Neither Lettice nor Pamela made any attempt to detain her; and Jasmine decided to forget all about Mr. Vibart, and all about everything indeed that could ever for one moment lighten her future.
But Frank protested:
"I beg pardon, my lady, only the head steward requested me to inform your ladyship that there is cold duck."
"Then in that case I think we may as well stay," said her ladyship.
"The ducks are very tough," Lettice snapped.
"I beg pardon, Miss Grant," Frank respectfully argued, "the head steward is now procuring our ducks for the club from another farm. Will you take apple sauce, my lady?"
Lady Grant nodded decidedly.
"Very good, my lady."
And Frank glided away, leaving in Jasmine's mind the thought of a powerful and sympathetic personality.

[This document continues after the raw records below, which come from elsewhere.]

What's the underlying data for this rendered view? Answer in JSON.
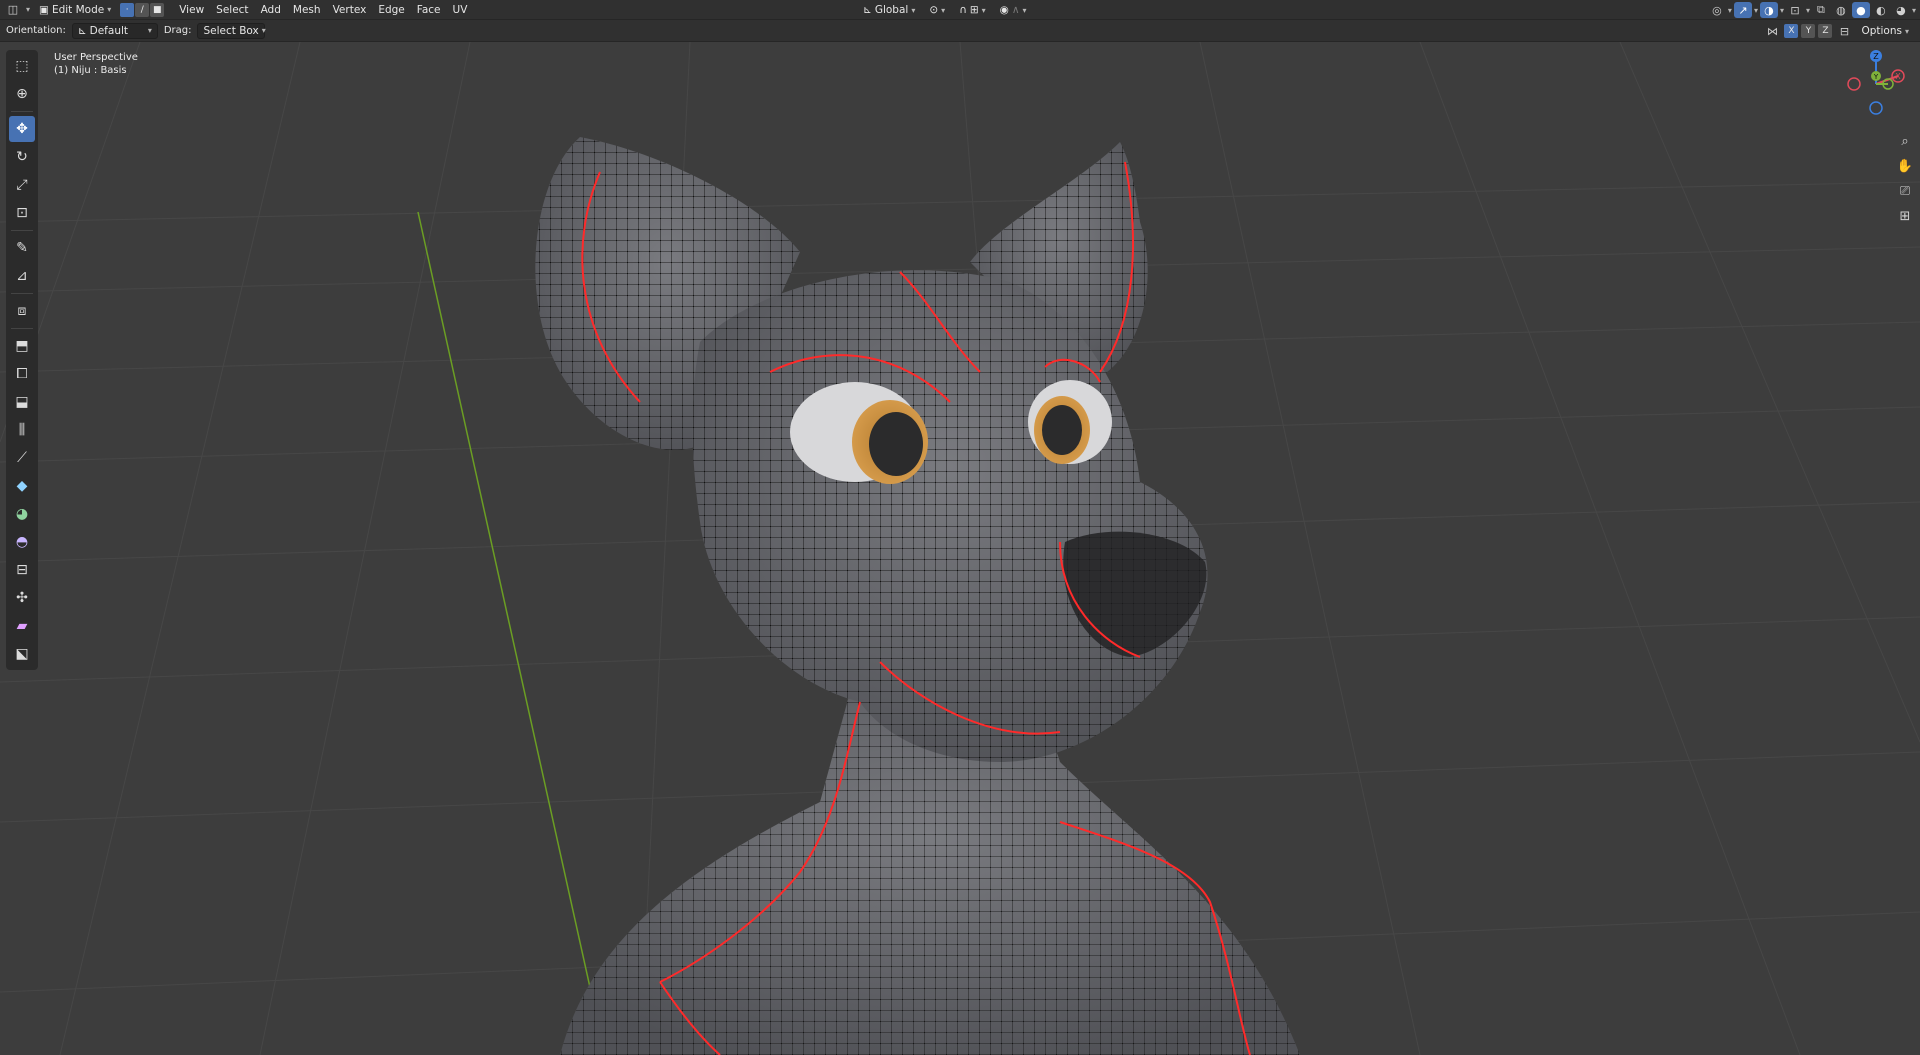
{
  "header": {
    "editor_type_icon": "view3d-icon",
    "mode_label": "Edit Mode",
    "menus": [
      "View",
      "Select",
      "Add",
      "Mesh",
      "Vertex",
      "Edge",
      "Face",
      "UV"
    ],
    "transform_orientation": "Global"
  },
  "tool_settings": {
    "orientation_label": "Orientation:",
    "orientation_value": "Default",
    "drag_label": "Drag:",
    "drag_value": "Select Box",
    "mirror_axes": [
      "X",
      "Y",
      "Z"
    ],
    "options_label": "Options"
  },
  "viewport": {
    "perspective_label": "User Perspective",
    "object_label": "(1) Niju : Basis"
  },
  "gizmo": {
    "axes": [
      "Z",
      "Y",
      "X"
    ]
  },
  "toolbar": {
    "tools": [
      "select-box-icon",
      "cursor-icon",
      "move-icon",
      "rotate-icon",
      "scale-icon",
      "transform-icon",
      "annotate-icon",
      "measure-icon",
      "add-cube-icon",
      "extrude-icon",
      "inset-icon",
      "bevel-icon",
      "loop-cut-icon",
      "knife-icon",
      "poly-build-icon",
      "spin-icon",
      "smooth-icon",
      "edge-slide-icon",
      "shrink-fatten-icon",
      "shear-icon",
      "rip-icon"
    ],
    "active_tool": "move-icon"
  },
  "colors": {
    "header_bg": "#303030",
    "viewport_bg": "#3d3d3d",
    "accent": "#4772b3",
    "seam_red": "#ff2a2a",
    "y_axis": "#6b9e23",
    "mesh_surface": "#6b6c70",
    "eye_iris": "#c98b3a"
  }
}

Ten minutes later they went into the dining-room of the club, where a quantity of women with bright woollen jerseys and bright harsh voices shouted across the room the tale of their prowess, or gobbled down their food in a hurry to get off before the links became crowded. The men too seemed much excited by what they had achieved so far that morning. For the first time since she had been in England Jasmine divined that underneath the stolid Anglo-Saxon exterior palpitated ambition and romance and the dark emotions of Southern passion. These rosy barbarians who vied with one another in making their legs ridiculous with fantastic knickerbockers, whose cheeks were rasped by east winds, who illustrated with knife and fork and salt-cellar the vicissitudes of their pastime, became intelligible to her as the leaders of civilization. In Sirene she had always been proud of being English; but hitherto in Spaborough she had congratulated herself on being far more Italian. Now with the consciousness that one of these paladins had turned aside from his purposeful sport to observe herself, she was eager to join in all this; and if to smite a ball farther than other women was to be accounted desirable in the eyes of men, or if to stand on a hillock looking like a scarecrow in a gale was an invitation to love, then so be it; she should not disdain such wiles.